Austrian Airlines, tagli “choc” per reggere la concorrenza
VIENNA
Alitalia e Austrian Airlines (Aua), due storie parallele. Per entrambe un passato da aziende di Stato, con produttività sotto zero e bilanci costantemente in rosso. La resa dei conti è venuta quando l’Ue ha posto fine agli aiuti dello Stato e così tanto l’Alitalia che l’Aua, pressoché negli stessi mesi, si sono trovate a un bivio: portare le scritture contabili in Tribunale per chiedere la liquidazione o trovare un acquirente disposto a farsi carico della baracca. Per Alitalia sappiamo come sono andate le cose. A salvare Aua ci ha pensato Lufthansa, che già qualche anno prima aveva fatto un’operazione analoga con la fallita Swissair (la compagnia elvetica ora è in espansione e produce utili). Lufthansa ha tentato di fare lo stesso con Aua, ma con minore successo. Le sinergie aziendali, l’eliminazione delle sovrapposizioni nelle rotte internazionali, il taglio delle destinazioni meno redditizie non sono bastati.

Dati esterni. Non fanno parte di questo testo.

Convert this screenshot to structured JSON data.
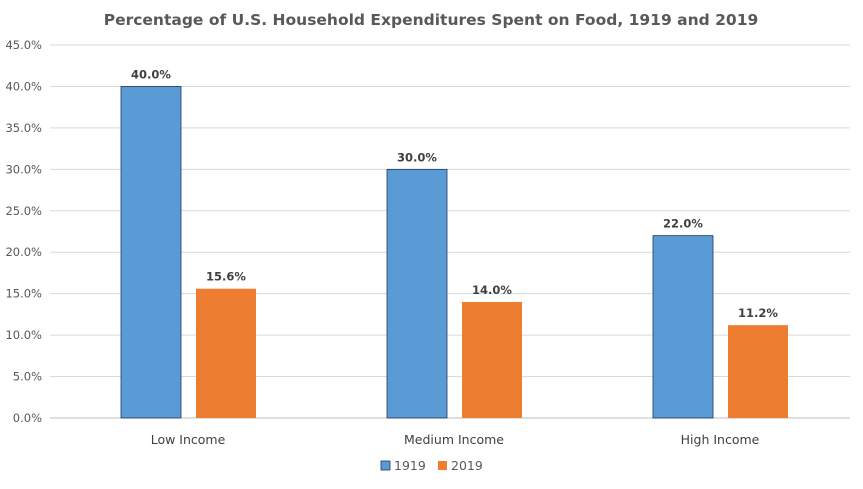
{
  "chart_data": {
    "type": "bar",
    "title": "Percentage of U.S. Household Expenditures Spent on Food, 1919 and 2019",
    "categories": [
      "Low Income",
      "Medium Income",
      "High Income"
    ],
    "series": [
      {
        "name": "1919",
        "values": [
          40.0,
          30.0,
          22.0
        ],
        "color": "#5B9BD5",
        "labels": [
          "40.0%",
          "30.0%",
          "22.0%"
        ]
      },
      {
        "name": "2019",
        "values": [
          15.6,
          14.0,
          11.2
        ],
        "color": "#ED7D31",
        "labels": [
          "15.6%",
          "14.0%",
          "11.2%"
        ]
      }
    ],
    "ylim": [
      0,
      45
    ],
    "yticks": [
      "0.0%",
      "5.0%",
      "10.0%",
      "15.0%",
      "20.0%",
      "25.0%",
      "30.0%",
      "35.0%",
      "40.0%",
      "45.0%"
    ],
    "xlabel": "",
    "ylabel": "",
    "grid": true,
    "legend_position": "bottom"
  }
}
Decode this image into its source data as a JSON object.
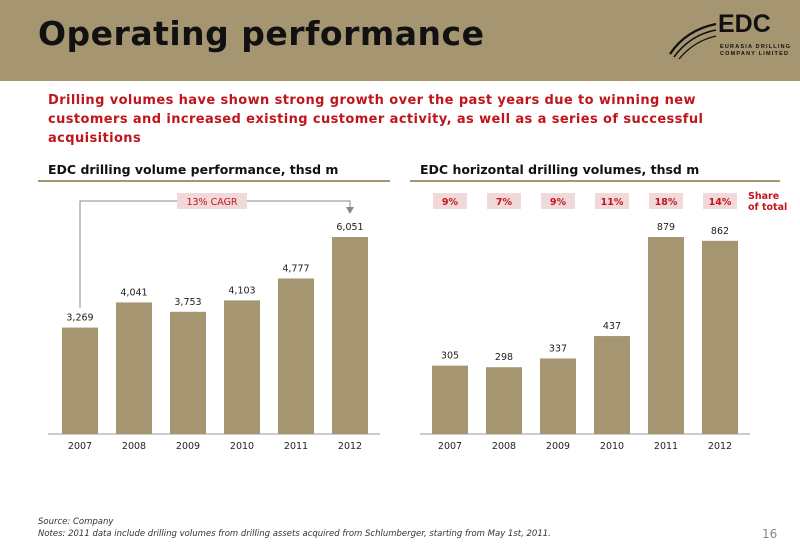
{
  "header": {
    "title": "Operating performance"
  },
  "logo": {
    "word": "EDC",
    "line1": "EURASIA DRILLING",
    "line2": "COMPANY LIMITED"
  },
  "subtitle": "Drilling volumes have shown strong growth over the past years due to winning new customers and increased existing customer activity, as well as a series of successful acquisitions",
  "colors": {
    "bar": "#a59570",
    "accent": "#c0151b",
    "badge_bg": "#f2d9d9",
    "header_bg": "#a59570"
  },
  "chart_data": [
    {
      "type": "bar",
      "title": "EDC drilling volume performance, thsd m",
      "categories": [
        "2007",
        "2008",
        "2009",
        "2010",
        "2011",
        "2012"
      ],
      "values": [
        3269,
        4041,
        3753,
        4103,
        4777,
        6051
      ],
      "value_labels": [
        "3,269",
        "4,041",
        "3,753",
        "4,103",
        "4,777",
        "6,051"
      ],
      "annotation": "13% CAGR",
      "ylim": [
        0,
        6051
      ]
    },
    {
      "type": "bar",
      "title": "EDC horizontal drilling volumes, thsd m",
      "categories": [
        "2007",
        "2008",
        "2009",
        "2010",
        "2011",
        "2012"
      ],
      "values": [
        305,
        298,
        337,
        437,
        879,
        862
      ],
      "value_labels": [
        "305",
        "298",
        "337",
        "437",
        "879",
        "862"
      ],
      "share_labels": [
        "9%",
        "7%",
        "9%",
        "11%",
        "18%",
        "14%"
      ],
      "share_legend": [
        "Share",
        "of total"
      ],
      "ylim": [
        0,
        879
      ]
    }
  ],
  "footer": {
    "source": "Source: Company",
    "notes": "Notes: 2011 data include drilling volumes from drilling assets acquired from Schlumberger, starting from May 1st, 2011.",
    "page": "16"
  }
}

Il bilancio 2011 si è chiuso con una perdita di 66 milioni. Il piano di risanamento è fallito per la gestione troppo onerosa del personale e gli alti costi dell’hub di Vienna. Ma per una compagnia aerea che si chiama Austrian Airlines e il cui baricentro sta nella capitale austriaca quell’hub non si può evitare. L’unico spazio su cui intervenire resta quello del personale, che, nonostante il passaggio di proprietà, ha continuato a godere di vecchi privilegi, ignoti ai colleghi della casa madre tedesca o della Swissair. Qualche esempio può essere utile. Il contratto di lavoro prevede per il personale di bordo un massimo di 90 ore di volo al mese, di cui 70 considerate ordinarie e 20 in straordinario. Di conseguenza lo stipendio medio mensile di un pilota Aua è di 13.000 euro, cui possono aggiungersi altri 2.200 euro, se si arriva al tetto delle 90 ore. L’azienda incomincerà a tagliare da qui. Il nuovo contratto in discussione prevede 100 ore di volo al mese e senza straordinari.
Un altro privilegio riguarda il trattamento di fine lavoro. Ora si calcola moltiplicando per 30 lo stipendio dopo 10 anni di anzianità aziendale; se l’anzianità supera il 25 anni, si moltiplica per 39. Non sarà più così: i futuri pensionati dovranno accontentarsi di 12 mensilità. Il personale di terra non gode degli stessi privilegi, ma l’azienda intende intervenire anche su di esso nella parte normativa. In futuro il management avrà maggiore libertà di impiego dei 5800 dipendenti e questo preoccupa il sindacato, che è già sul piede di guerra e minaccia scioperi. Ma la minaccia non spaventa nessuno. Sono passati i tempi in cui il sindacato poteva dettar legge. Ora è in gioco la sopravvivenza della compagnia. Con il prezzo del carburante raddoppiato negli ultimi 5 anni e i prezzi dei biglietti dimezzati per reggere la concorrenza, il fallimento scongiurato solo pochi anni fa potrebbe riproporsi. Il tempo stringe. Una decisione sul pacchetto con tutte le misure di risanamento verrà presa dal consiglio di sorveglianza in una riunione il 29 febbraio.